My vote is for American Dad. It sounded (and started out as) a lazy attempt to cash in on Seth MacFarlane’s Family Guy cred. A hyper-conservative caricature who works for the CIA and has a talking fish and an alien as housemates. It was a by-the-numbers Family Guy ripoff, complete with standins for Brian and Stewie. The first half of the first season was exactly what you’d expect, and it wasn’t very good. But once it found its footing, it turned into a hilarious, clever show that I personally think had a greater integrated funniness than Family Guy.

Oh, it’s totally the best thing that has ever been on TV. I guess it’s not a case of “bad premise” as much as “most above and beyond its premise”.

In that case, perhaps, but more often great TV shows have premises so flimsy you might as well not bother describing it.

A wacky redhead wants to be in showbiz like her husband.
A desperately poor bus driver’s schemes to get rich backfire, while his wife always forgives him.

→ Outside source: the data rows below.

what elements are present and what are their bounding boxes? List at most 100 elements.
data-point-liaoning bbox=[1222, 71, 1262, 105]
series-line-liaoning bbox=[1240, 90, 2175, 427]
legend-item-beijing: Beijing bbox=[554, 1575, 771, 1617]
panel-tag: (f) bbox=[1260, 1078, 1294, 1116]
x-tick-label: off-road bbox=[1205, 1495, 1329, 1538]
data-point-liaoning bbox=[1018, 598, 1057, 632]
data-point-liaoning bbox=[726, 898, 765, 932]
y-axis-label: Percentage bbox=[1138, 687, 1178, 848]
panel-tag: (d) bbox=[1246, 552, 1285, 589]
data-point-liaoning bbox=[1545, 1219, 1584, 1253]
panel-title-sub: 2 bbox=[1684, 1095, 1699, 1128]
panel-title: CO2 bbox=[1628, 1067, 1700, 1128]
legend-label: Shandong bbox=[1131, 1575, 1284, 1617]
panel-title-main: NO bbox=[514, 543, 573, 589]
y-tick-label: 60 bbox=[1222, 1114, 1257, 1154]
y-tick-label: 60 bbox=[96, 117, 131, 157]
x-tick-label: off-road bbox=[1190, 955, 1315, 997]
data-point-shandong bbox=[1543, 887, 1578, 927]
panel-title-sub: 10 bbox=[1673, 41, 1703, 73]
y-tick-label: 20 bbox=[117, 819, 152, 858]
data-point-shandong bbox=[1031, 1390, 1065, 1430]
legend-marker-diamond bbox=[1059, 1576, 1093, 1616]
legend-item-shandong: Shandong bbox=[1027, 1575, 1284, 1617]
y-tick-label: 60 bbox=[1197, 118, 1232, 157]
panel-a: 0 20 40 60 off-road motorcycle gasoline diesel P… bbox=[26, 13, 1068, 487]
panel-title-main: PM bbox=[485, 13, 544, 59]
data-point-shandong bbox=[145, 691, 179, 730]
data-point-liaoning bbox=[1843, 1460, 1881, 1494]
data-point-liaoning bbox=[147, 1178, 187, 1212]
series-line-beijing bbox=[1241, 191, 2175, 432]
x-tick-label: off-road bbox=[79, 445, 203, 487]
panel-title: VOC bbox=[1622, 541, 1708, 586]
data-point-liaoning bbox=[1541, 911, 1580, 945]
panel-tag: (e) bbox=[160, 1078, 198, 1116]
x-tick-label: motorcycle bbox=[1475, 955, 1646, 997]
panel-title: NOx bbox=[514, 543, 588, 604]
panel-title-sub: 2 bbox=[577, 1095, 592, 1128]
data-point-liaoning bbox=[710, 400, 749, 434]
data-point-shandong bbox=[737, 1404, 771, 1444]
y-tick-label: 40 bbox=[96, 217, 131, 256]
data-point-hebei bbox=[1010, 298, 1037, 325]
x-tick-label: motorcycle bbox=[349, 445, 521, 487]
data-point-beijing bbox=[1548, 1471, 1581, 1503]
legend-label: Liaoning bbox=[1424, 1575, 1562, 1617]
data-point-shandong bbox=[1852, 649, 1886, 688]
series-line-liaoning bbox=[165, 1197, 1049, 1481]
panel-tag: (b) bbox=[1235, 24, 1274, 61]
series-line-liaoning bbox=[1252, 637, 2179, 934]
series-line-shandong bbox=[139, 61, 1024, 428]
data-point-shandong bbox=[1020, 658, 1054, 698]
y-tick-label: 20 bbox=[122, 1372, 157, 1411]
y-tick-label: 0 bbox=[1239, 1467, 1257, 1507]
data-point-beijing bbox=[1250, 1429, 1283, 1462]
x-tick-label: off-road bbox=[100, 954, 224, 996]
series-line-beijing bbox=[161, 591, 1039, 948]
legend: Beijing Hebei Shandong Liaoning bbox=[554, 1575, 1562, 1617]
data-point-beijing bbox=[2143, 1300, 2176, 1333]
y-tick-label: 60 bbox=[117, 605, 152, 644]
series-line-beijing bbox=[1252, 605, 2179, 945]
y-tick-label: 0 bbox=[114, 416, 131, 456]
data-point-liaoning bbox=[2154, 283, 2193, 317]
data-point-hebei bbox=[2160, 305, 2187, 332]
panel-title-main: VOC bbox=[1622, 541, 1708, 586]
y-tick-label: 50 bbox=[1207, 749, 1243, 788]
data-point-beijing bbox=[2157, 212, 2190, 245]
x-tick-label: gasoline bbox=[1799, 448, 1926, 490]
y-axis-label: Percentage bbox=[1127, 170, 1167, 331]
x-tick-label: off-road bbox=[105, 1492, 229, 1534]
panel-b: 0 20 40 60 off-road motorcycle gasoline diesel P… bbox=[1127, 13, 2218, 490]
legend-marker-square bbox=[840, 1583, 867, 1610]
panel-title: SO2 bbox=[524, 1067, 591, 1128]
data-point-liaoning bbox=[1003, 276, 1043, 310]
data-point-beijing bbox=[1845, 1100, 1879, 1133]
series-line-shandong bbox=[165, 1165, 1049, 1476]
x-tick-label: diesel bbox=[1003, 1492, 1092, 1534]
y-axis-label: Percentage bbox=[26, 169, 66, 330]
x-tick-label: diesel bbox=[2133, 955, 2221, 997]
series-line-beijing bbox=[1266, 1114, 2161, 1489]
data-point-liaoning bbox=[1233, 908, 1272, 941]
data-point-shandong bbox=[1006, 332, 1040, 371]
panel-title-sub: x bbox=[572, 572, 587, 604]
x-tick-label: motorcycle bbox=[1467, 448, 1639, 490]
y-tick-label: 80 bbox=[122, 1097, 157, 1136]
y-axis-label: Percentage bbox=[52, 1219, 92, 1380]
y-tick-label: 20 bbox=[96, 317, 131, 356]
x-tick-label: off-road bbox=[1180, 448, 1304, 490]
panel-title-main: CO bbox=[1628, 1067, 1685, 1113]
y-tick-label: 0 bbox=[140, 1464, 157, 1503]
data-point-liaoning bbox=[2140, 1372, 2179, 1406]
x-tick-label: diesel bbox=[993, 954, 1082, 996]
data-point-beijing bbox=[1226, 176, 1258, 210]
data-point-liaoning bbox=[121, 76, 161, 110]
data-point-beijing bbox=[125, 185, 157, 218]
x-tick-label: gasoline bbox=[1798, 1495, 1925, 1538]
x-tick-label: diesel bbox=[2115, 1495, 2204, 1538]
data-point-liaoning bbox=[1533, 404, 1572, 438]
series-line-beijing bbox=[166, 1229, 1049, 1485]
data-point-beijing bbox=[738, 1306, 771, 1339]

Mind you, this was a sitaution comedy.
An upper-middle class black doctor and his attorney/wife raise five children and never encounter financial, racial, drug, or really any other type of problems.

Not to mention the premise of the original Law and Order – there’s a crime, the police spend the first half of the show tracking down a suspect, and the prosecutors spend the second half of it trying the case.

On a ratio scale the “reality” show Splash surprised me.

Let take random famous people and have them dive off diving boards. For a whole season.

Not saying it was fantastic, but hella better than it sounds at least.

Wasn’t part of the premise that Ned saved money for his pie business (The Pie Hole) by obtaining spoiled/rotten fruit and then making it fresh again by touching it?